Per arrivare a parlarci con una tale intimità, i personaggi letterari hanno bisogno a volte di raccontarsi per centinaia di pagine, passando per digressioni, secche, apparenti zone morte che tutte insieme fanno scattare però il prodigio grazie a cui i libri, nonostante tutto, sono ancora circondati di magia.
Era proprio necessario che Proust scrivesse tutte quelle pagine? E che Virginia Woolf spezzasse le vicende dei protagonisti di Gita al faro con una parte (la seconda) in cui non sembra accadere molto? Sì, e ancora sì. Grazie a meccanismi che, stando a un manuale di sceneggiatura, lascerebbero disoccupati i loro artefici, questi romanzi portano alla luce aspetti dell’esperienza umana che nessuna ottimizzazione costi/benefici fondata solo sull’intrattenimento farebbe brillare a quel modo.
Provo a fare un esempio.

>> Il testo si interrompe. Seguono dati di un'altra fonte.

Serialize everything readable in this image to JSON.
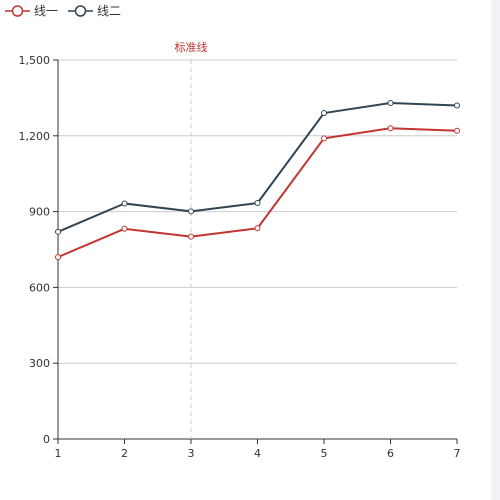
{
  "chart_data": {
    "type": "line",
    "categories": [
      "1",
      "2",
      "3",
      "4",
      "5",
      "6",
      "7"
    ],
    "series": [
      {
        "name": "线一",
        "color": "#c23531",
        "values": [
          720,
          832,
          801,
          834,
          1190,
          1230,
          1220
        ]
      },
      {
        "name": "线二",
        "color": "#2f4554",
        "values": [
          820,
          932,
          901,
          934,
          1290,
          1330,
          1320
        ]
      }
    ],
    "yticks": [
      0,
      300,
      600,
      900,
      1200,
      1500
    ],
    "ytick_labels": [
      "0",
      "300",
      "600",
      "900",
      "1,200",
      "1,500"
    ],
    "ylim": [
      0,
      1500
    ],
    "grid": true,
    "legend_position": "top-left",
    "markline": {
      "label": "标准线",
      "x": "3",
      "color": "#c23531"
    },
    "title": "",
    "xlabel": "",
    "ylabel": ""
  }
}
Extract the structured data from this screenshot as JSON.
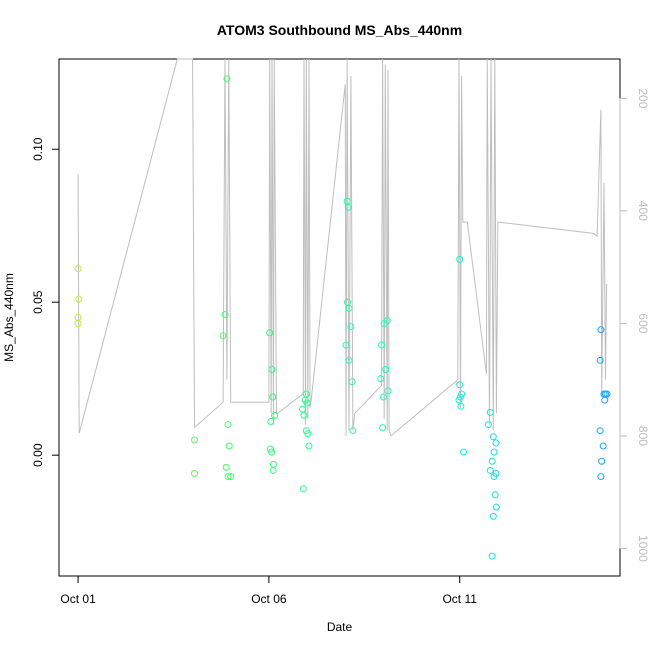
{
  "chart_data": {
    "type": "scatter",
    "title": "ATOM3 Southbound MS_Abs_440nm",
    "xlabel": "Date",
    "ylabel": "MS_Abs_440nm",
    "x_unit": "day of October",
    "xlim": [
      0.5,
      15.2
    ],
    "ylim": [
      -0.0395,
      0.1295
    ],
    "x_ticks": [
      {
        "value": 1,
        "label": "Oct 01"
      },
      {
        "value": 6,
        "label": "Oct 06"
      },
      {
        "value": 11,
        "label": "Oct 11"
      }
    ],
    "y_ticks": [
      {
        "value": 0.0,
        "label": "0.00"
      },
      {
        "value": 0.05,
        "label": "0.05"
      },
      {
        "value": 0.1,
        "label": "0.10"
      }
    ],
    "y2_ticks": [
      {
        "value": 200,
        "label": "200"
      },
      {
        "value": 400,
        "label": "400"
      },
      {
        "value": 600,
        "label": "600"
      },
      {
        "value": 800,
        "label": "800"
      },
      {
        "value": 1000,
        "label": "1000"
      }
    ],
    "y2lim": [
      1049,
      130
    ],
    "point_color_scale": [
      "#b8f233",
      "#2cff6e",
      "#14ffd9",
      "#1aa3ff"
    ],
    "line_color": "#bebebe",
    "points": [
      {
        "x": 1.0,
        "y": 0.061
      },
      {
        "x": 1.02,
        "y": 0.051
      },
      {
        "x": 1.0,
        "y": 0.045
      },
      {
        "x": 1.0,
        "y": 0.043
      },
      {
        "x": 4.05,
        "y": 0.005
      },
      {
        "x": 4.05,
        "y": -0.006
      },
      {
        "x": 4.9,
        "y": 0.123
      },
      {
        "x": 4.85,
        "y": 0.046
      },
      {
        "x": 4.8,
        "y": 0.039
      },
      {
        "x": 4.93,
        "y": 0.01
      },
      {
        "x": 4.96,
        "y": 0.003
      },
      {
        "x": 4.88,
        "y": -0.004
      },
      {
        "x": 4.93,
        "y": -0.007
      },
      {
        "x": 5.0,
        "y": -0.007
      },
      {
        "x": 6.02,
        "y": 0.04
      },
      {
        "x": 6.08,
        "y": 0.028
      },
      {
        "x": 6.1,
        "y": 0.019
      },
      {
        "x": 6.15,
        "y": 0.013
      },
      {
        "x": 6.05,
        "y": 0.011
      },
      {
        "x": 6.04,
        "y": 0.002
      },
      {
        "x": 6.07,
        "y": 0.001
      },
      {
        "x": 6.12,
        "y": -0.003
      },
      {
        "x": 6.11,
        "y": -0.005
      },
      {
        "x": 6.98,
        "y": 0.02
      },
      {
        "x": 6.95,
        "y": 0.018
      },
      {
        "x": 7.0,
        "y": 0.017
      },
      {
        "x": 6.88,
        "y": 0.015
      },
      {
        "x": 6.92,
        "y": 0.013
      },
      {
        "x": 6.98,
        "y": 0.008
      },
      {
        "x": 7.02,
        "y": 0.007
      },
      {
        "x": 7.05,
        "y": 0.003
      },
      {
        "x": 6.9,
        "y": -0.011
      },
      {
        "x": 8.05,
        "y": 0.083
      },
      {
        "x": 8.08,
        "y": 0.081
      },
      {
        "x": 8.06,
        "y": 0.05
      },
      {
        "x": 8.1,
        "y": 0.048
      },
      {
        "x": 8.15,
        "y": 0.042
      },
      {
        "x": 8.02,
        "y": 0.036
      },
      {
        "x": 8.1,
        "y": 0.031
      },
      {
        "x": 8.18,
        "y": 0.024
      },
      {
        "x": 8.2,
        "y": 0.008
      },
      {
        "x": 8.95,
        "y": 0.036
      },
      {
        "x": 9.02,
        "y": 0.043
      },
      {
        "x": 9.1,
        "y": 0.044
      },
      {
        "x": 9.06,
        "y": 0.028
      },
      {
        "x": 8.93,
        "y": 0.025
      },
      {
        "x": 9.12,
        "y": 0.021
      },
      {
        "x": 9.0,
        "y": 0.019
      },
      {
        "x": 8.98,
        "y": 0.009
      },
      {
        "x": 11.0,
        "y": 0.064
      },
      {
        "x": 11.0,
        "y": 0.023
      },
      {
        "x": 11.05,
        "y": 0.02
      },
      {
        "x": 11.02,
        "y": 0.019
      },
      {
        "x": 10.98,
        "y": 0.018
      },
      {
        "x": 11.03,
        "y": 0.016
      },
      {
        "x": 11.1,
        "y": 0.001
      },
      {
        "x": 11.8,
        "y": 0.014
      },
      {
        "x": 11.75,
        "y": 0.01
      },
      {
        "x": 11.88,
        "y": 0.006
      },
      {
        "x": 11.95,
        "y": 0.004
      },
      {
        "x": 11.9,
        "y": 0.001
      },
      {
        "x": 11.85,
        "y": -0.002
      },
      {
        "x": 11.8,
        "y": -0.005
      },
      {
        "x": 11.95,
        "y": -0.006
      },
      {
        "x": 11.9,
        "y": -0.007
      },
      {
        "x": 11.93,
        "y": -0.013
      },
      {
        "x": 11.96,
        "y": -0.017
      },
      {
        "x": 11.88,
        "y": -0.02
      },
      {
        "x": 11.85,
        "y": -0.033
      },
      {
        "x": 14.7,
        "y": 0.041
      },
      {
        "x": 14.68,
        "y": 0.031
      },
      {
        "x": 14.82,
        "y": 0.02
      },
      {
        "x": 14.78,
        "y": 0.02
      },
      {
        "x": 14.86,
        "y": 0.02
      },
      {
        "x": 14.8,
        "y": 0.018
      },
      {
        "x": 14.68,
        "y": 0.008
      },
      {
        "x": 14.76,
        "y": 0.003
      },
      {
        "x": 14.72,
        "y": -0.002
      },
      {
        "x": 14.7,
        "y": -0.007
      }
    ],
    "line_y2": [
      {
        "x": 1.0,
        "y": 335
      },
      {
        "x": 1.0,
        "y": 365
      },
      {
        "x": 1.03,
        "y": 795
      },
      {
        "x": 3.6,
        "y": 130
      },
      {
        "x": 4.0,
        "y": 130
      },
      {
        "x": 4.05,
        "y": 785
      },
      {
        "x": 4.8,
        "y": 740
      },
      {
        "x": 4.85,
        "y": 130
      },
      {
        "x": 4.9,
        "y": 700
      },
      {
        "x": 4.95,
        "y": 130
      },
      {
        "x": 5.0,
        "y": 740
      },
      {
        "x": 5.02,
        "y": 740
      },
      {
        "x": 6.0,
        "y": 740
      },
      {
        "x": 6.02,
        "y": 130
      },
      {
        "x": 6.06,
        "y": 760
      },
      {
        "x": 6.08,
        "y": 130
      },
      {
        "x": 6.12,
        "y": 780
      },
      {
        "x": 6.14,
        "y": 130
      },
      {
        "x": 6.2,
        "y": 760
      },
      {
        "x": 6.22,
        "y": 760
      },
      {
        "x": 6.9,
        "y": 725
      },
      {
        "x": 6.92,
        "y": 130
      },
      {
        "x": 6.96,
        "y": 780
      },
      {
        "x": 6.98,
        "y": 130
      },
      {
        "x": 7.02,
        "y": 770
      },
      {
        "x": 7.05,
        "y": 130
      },
      {
        "x": 7.08,
        "y": 750
      },
      {
        "x": 7.12,
        "y": 730
      },
      {
        "x": 8.0,
        "y": 175
      },
      {
        "x": 8.02,
        "y": 800
      },
      {
        "x": 8.05,
        "y": 130
      },
      {
        "x": 8.1,
        "y": 790
      },
      {
        "x": 8.15,
        "y": 160
      },
      {
        "x": 8.2,
        "y": 790
      },
      {
        "x": 8.25,
        "y": 760
      },
      {
        "x": 8.95,
        "y": 710
      },
      {
        "x": 8.98,
        "y": 130
      },
      {
        "x": 9.02,
        "y": 770
      },
      {
        "x": 9.05,
        "y": 140
      },
      {
        "x": 9.1,
        "y": 790
      },
      {
        "x": 9.12,
        "y": 150
      },
      {
        "x": 9.15,
        "y": 790
      },
      {
        "x": 9.2,
        "y": 800
      },
      {
        "x": 10.95,
        "y": 700
      },
      {
        "x": 10.98,
        "y": 130
      },
      {
        "x": 11.02,
        "y": 750
      },
      {
        "x": 11.05,
        "y": 160
      },
      {
        "x": 11.08,
        "y": 420
      },
      {
        "x": 11.2,
        "y": 420
      },
      {
        "x": 11.7,
        "y": 690
      },
      {
        "x": 11.72,
        "y": 130
      },
      {
        "x": 11.78,
        "y": 780
      },
      {
        "x": 11.82,
        "y": 130
      },
      {
        "x": 11.88,
        "y": 790
      },
      {
        "x": 11.92,
        "y": 130
      },
      {
        "x": 11.96,
        "y": 760
      },
      {
        "x": 12.0,
        "y": 420
      },
      {
        "x": 14.5,
        "y": 440
      },
      {
        "x": 14.6,
        "y": 445
      },
      {
        "x": 14.7,
        "y": 220
      },
      {
        "x": 14.72,
        "y": 730
      },
      {
        "x": 14.78,
        "y": 350
      },
      {
        "x": 14.82,
        "y": 700
      },
      {
        "x": 14.85,
        "y": 530
      }
    ]
  }
}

Nei Fratelli Karamazov, dopo la presentazione di decine di personaggi, e un numero di vicende sufficienti a confondere il più navigato dei lettori, arriva una scena che chi ha esperienza di questo libro non può dimenticare. È quando Ivan, discutendo con suo fratello Alëša, si domanda se il concetto di Dio sia conciliabile con la sofferenza dei bambini. «Immagina», dice, «di essere tu a edificare il destino umano con lo scopo di rendere felici gli uomini, di concedere loro, alla fine, pace e serenità, e che per fare questo sia necessario far soffrire anche una sola creaturina […] e sulle sue lacrime invendicate erigere quell’edificio. Acconsentiresti a esserne l’artefice a queste condizioni?». Ivan un Dio del genere non può accettarlo: se il prezzo per accedere alla verità prevede la sofferenza anche di un solo innocente, lui non vede l’ora di “restituire il biglietto d’entrata”.

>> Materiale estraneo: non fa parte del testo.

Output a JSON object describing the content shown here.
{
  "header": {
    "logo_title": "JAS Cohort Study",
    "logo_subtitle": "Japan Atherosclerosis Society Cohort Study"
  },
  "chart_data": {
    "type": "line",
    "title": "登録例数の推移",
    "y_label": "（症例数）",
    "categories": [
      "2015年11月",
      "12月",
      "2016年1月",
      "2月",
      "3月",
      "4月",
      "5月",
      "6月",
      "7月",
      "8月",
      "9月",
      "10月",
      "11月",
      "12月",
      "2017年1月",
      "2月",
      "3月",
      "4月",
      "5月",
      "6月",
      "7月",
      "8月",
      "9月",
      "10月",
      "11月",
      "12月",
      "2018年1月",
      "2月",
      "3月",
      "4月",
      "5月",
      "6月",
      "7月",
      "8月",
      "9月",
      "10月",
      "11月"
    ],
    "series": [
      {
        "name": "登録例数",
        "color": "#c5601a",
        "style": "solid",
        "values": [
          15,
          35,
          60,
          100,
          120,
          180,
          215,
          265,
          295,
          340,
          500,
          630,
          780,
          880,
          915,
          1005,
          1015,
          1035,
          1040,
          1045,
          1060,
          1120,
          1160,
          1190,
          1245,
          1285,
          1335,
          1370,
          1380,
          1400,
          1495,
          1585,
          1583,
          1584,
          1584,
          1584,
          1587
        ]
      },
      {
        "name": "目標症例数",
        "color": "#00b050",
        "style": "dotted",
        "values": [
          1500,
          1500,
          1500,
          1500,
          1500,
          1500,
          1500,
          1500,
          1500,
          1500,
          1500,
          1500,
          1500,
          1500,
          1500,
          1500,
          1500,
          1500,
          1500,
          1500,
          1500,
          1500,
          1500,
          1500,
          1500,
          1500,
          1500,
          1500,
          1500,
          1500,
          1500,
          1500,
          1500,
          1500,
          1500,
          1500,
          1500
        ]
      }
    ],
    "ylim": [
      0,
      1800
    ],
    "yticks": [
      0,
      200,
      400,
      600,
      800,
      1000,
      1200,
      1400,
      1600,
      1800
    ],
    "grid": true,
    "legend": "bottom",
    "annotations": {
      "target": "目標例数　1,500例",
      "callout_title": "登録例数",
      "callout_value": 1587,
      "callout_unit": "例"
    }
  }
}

È un brano da brividi. A cui ne segue un altro di pari livello, quello sul Grande Inquisitore. Poi il romanzo torna sui suoi binari “ordinari”, e si dovranno attendere molte pagine per ritrovare vette simili.
Qualcuno potrebbe obiettare: ma non sarebbe stato meglio ridurre i Karamazov ai suoi momenti più significativi (inquadrati in una narrazione ridotta all’osso) risparmiandoci una lettura tanto lunga e faticosa? La risposta è no, perché le digressioni, gli sproloqui, persino il frastuono di cui è pieno il romanzo di Dostoevskij congiurano affinché scene come quelle di cui abbiamo parlato acquistino una forza che altrimenti non avrebbero.

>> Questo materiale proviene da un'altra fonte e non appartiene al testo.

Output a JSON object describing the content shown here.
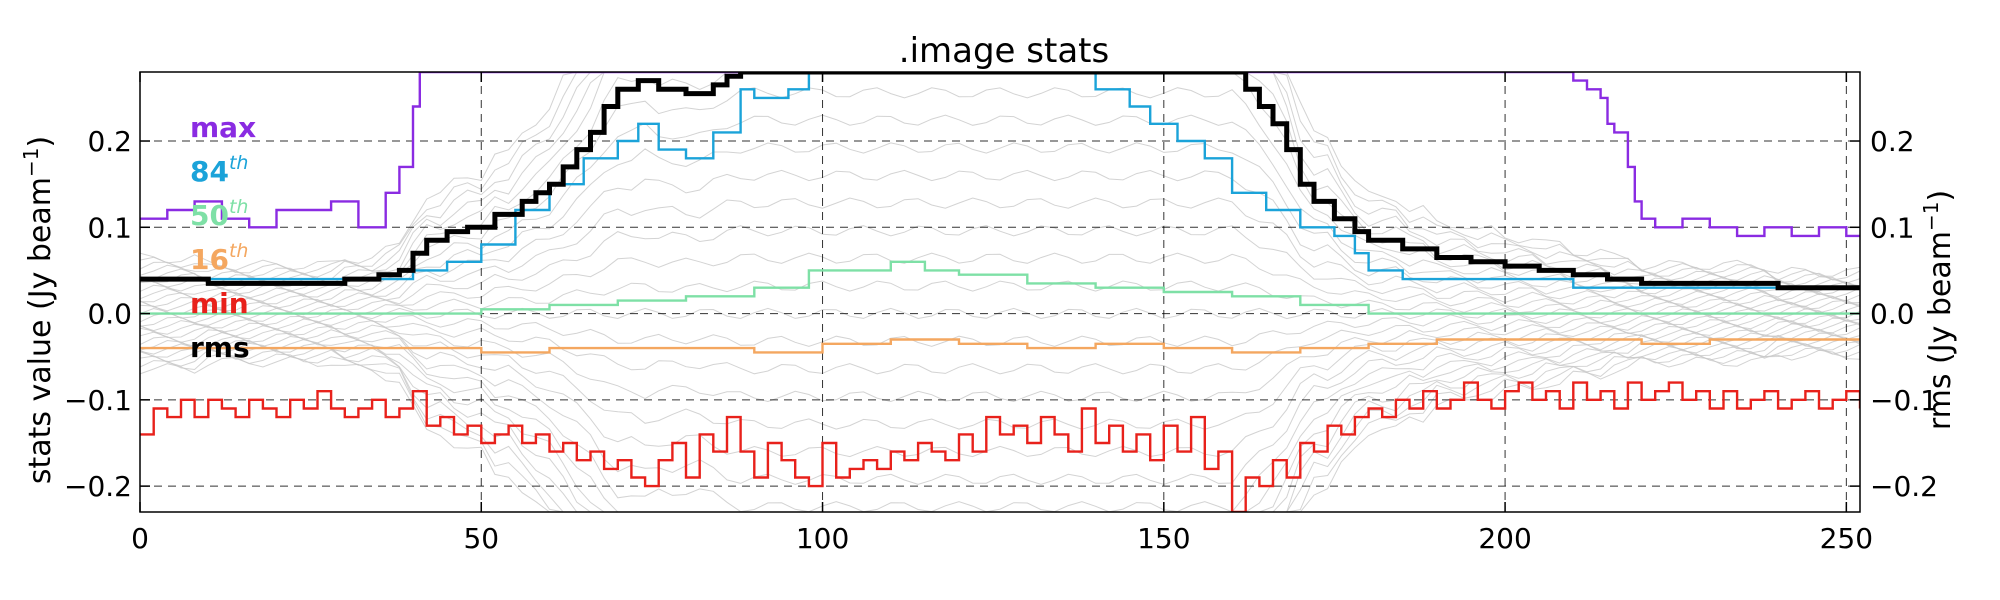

E certo: ci sono libri pieni di sproloqui e digressioni completamente inutili, che affossano anziché far decollare l’intero progetto.
Da autore di romanzi, mi faccio anch’io delle domande prima di scrivere una scena in apparenza poco funzionale allo sviluppo della storia. Sono per così dire consapevole del rischio. Credo però che avanzare sentendo sul collo anche l’alito del fallimento – specie in un mondo che ammette sempre meno errori – sia un lusso che la letteratura debba concedersi per darsi la possibilità di non fallire nel compito che solo lei può svolgere.
L’alternativa è assomigliare al farmacista di Bolaño, che in 2666 (romanzo lunghissimo e capolavoro) dice di preferire Bartleby a Moby Dick, tanto da meritarsi il biasimo del narratore: «neppure i farmacisti colti osano più cimentarsi con le grandi opere, imperfette, torrenziali, in grado di aprire le vie dell’ignoto. Scelgono gli esercizi perfetti dei grandi maestri. Vogliono vederli tirare di scherma in allenamento, ma non vogliono saperne dei combattimenti veri e propri, quando i grandi maestri lottano contro quello che ci spaventa tutti, quello che atterrisce e sgomenta».